Abstract

AbstractElectrophysiological connectivity patterns in cortex often show a few strong connections in a sea of weak connections. In some brain areas a large fraction of strong connections are bidirectional, in others they are mainly unidirectional. In order to explain these connectivity patterns, we use a model of Spike-Timing-Dependent Plasticity where synaptic changes depend on presynaptic spike arrival and the postsynaptic membrane potential. The model describes several nonlinear effects in STDP experiments, as well as the voltage dependence of plasticity under voltage clamp and classical paradigms of LTP/LTD induction. We show that in a simulated recurrent network of spiking neurons our plasticity rule leads not only to receptive field development, but also to connectivity patterns that reflect the neural code: for temporal coding paradigms strong connections are predominantly unidirectional, whereas they are bidirectional under rate coding.
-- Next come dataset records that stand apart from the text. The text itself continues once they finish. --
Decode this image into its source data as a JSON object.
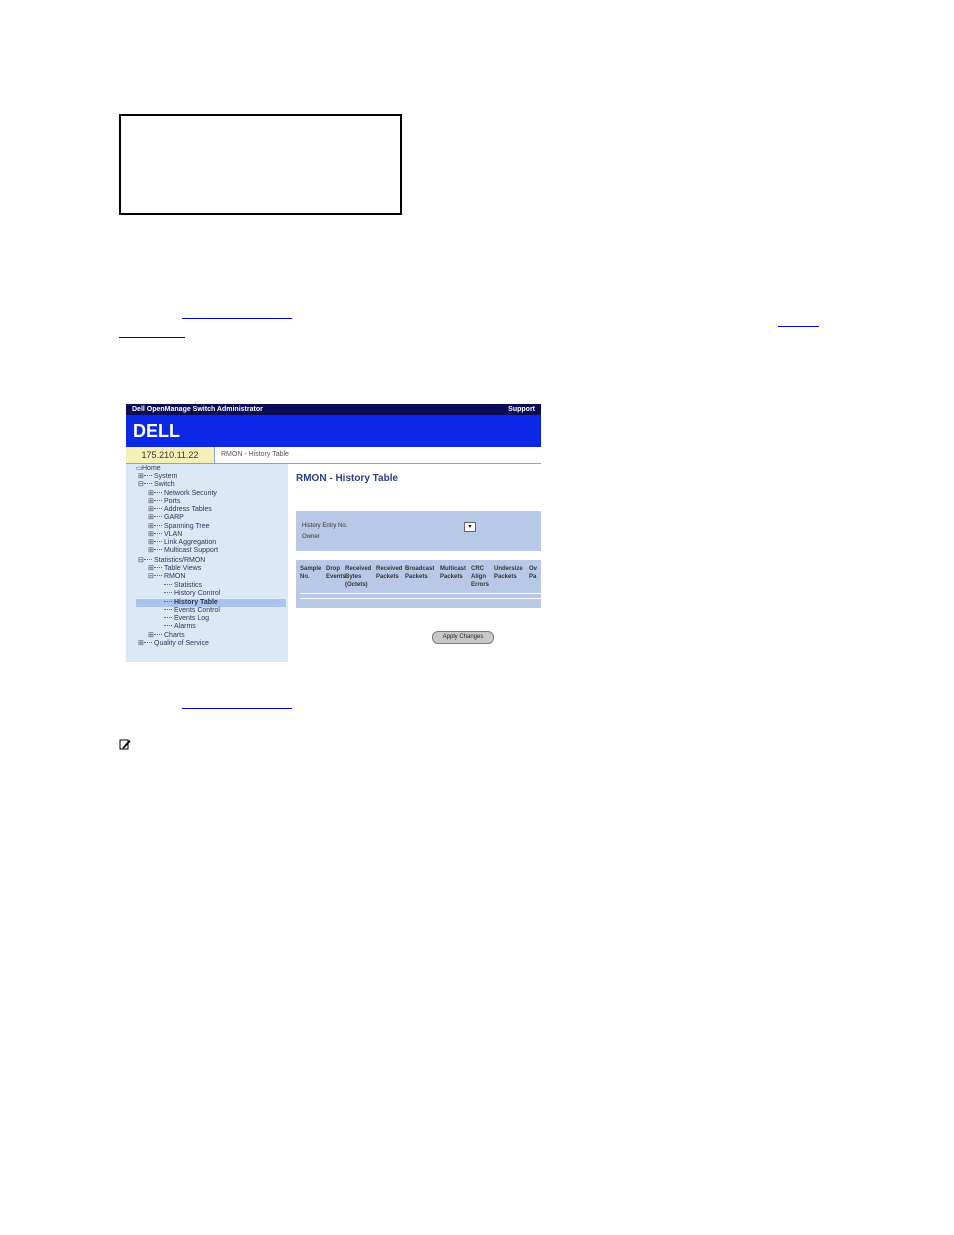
{
  "screenshot": {
    "window_title": "Dell OpenManage Switch Administrator",
    "support_link": "Support",
    "logo": "DELL",
    "ip_address": "175.210.11.22",
    "breadcrumb": "RMON - History Table",
    "tree": {
      "items": [
        {
          "label": "Home"
        },
        {
          "label": "System"
        },
        {
          "label": "Switch"
        },
        {
          "label": "Network Security"
        },
        {
          "label": "Ports"
        },
        {
          "label": "Address Tables"
        },
        {
          "label": "GARP"
        },
        {
          "label": "Spanning Tree"
        },
        {
          "label": "VLAN"
        },
        {
          "label": "Link Aggregation"
        },
        {
          "label": "Multicast Support"
        },
        {
          "label": "Statistics/RMON"
        },
        {
          "label": "Table Views"
        },
        {
          "label": "RMON"
        },
        {
          "label": "Statistics"
        },
        {
          "label": "History Control"
        },
        {
          "label": "History Table"
        },
        {
          "label": "Events Control"
        },
        {
          "label": "Events Log"
        },
        {
          "label": "Alarms"
        },
        {
          "label": "Charts"
        },
        {
          "label": "Quality of Service"
        }
      ]
    },
    "page_title": "RMON - History Table",
    "form": {
      "history_entry_label": "History Entry No.",
      "owner_label": "Owner"
    },
    "table": {
      "columns": [
        "Sample No.",
        "Drop Events",
        "Received Bytes (Octets)",
        "Received Packets",
        "Broadcast Packets",
        "Multicast Packets",
        "CRC Align Errors",
        "Undersize Packets",
        "Ov Pa"
      ]
    },
    "apply_button": "Apply Changes"
  },
  "colors": {
    "title_bar": "#0b0b58",
    "banner": "#0a28e6",
    "nav_bg": "#dbe8f6",
    "panel_bg": "#b7c9e6",
    "ip_bg": "#f5f0b8",
    "link": "#0000cc"
  },
  "icons": {
    "note": "note-pencil-icon"
  }
}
Thus variable connectivity patterns in the brain could reflect different coding principles across brain areas.

Highlights

  • Experience-dependent changes in receptive fields [1, 2, 3] or in learned behavior [4] may occur through changes in synaptic strength

  • Spike-Timing-Dependent Plasticity (STDP) has attracted particular interest in recent years, since temporal coding schemes where information is contained in the exact timing of spikes rather than mean frequency could be learned by a neural system using STDP [17, 18, 19, 20, 21]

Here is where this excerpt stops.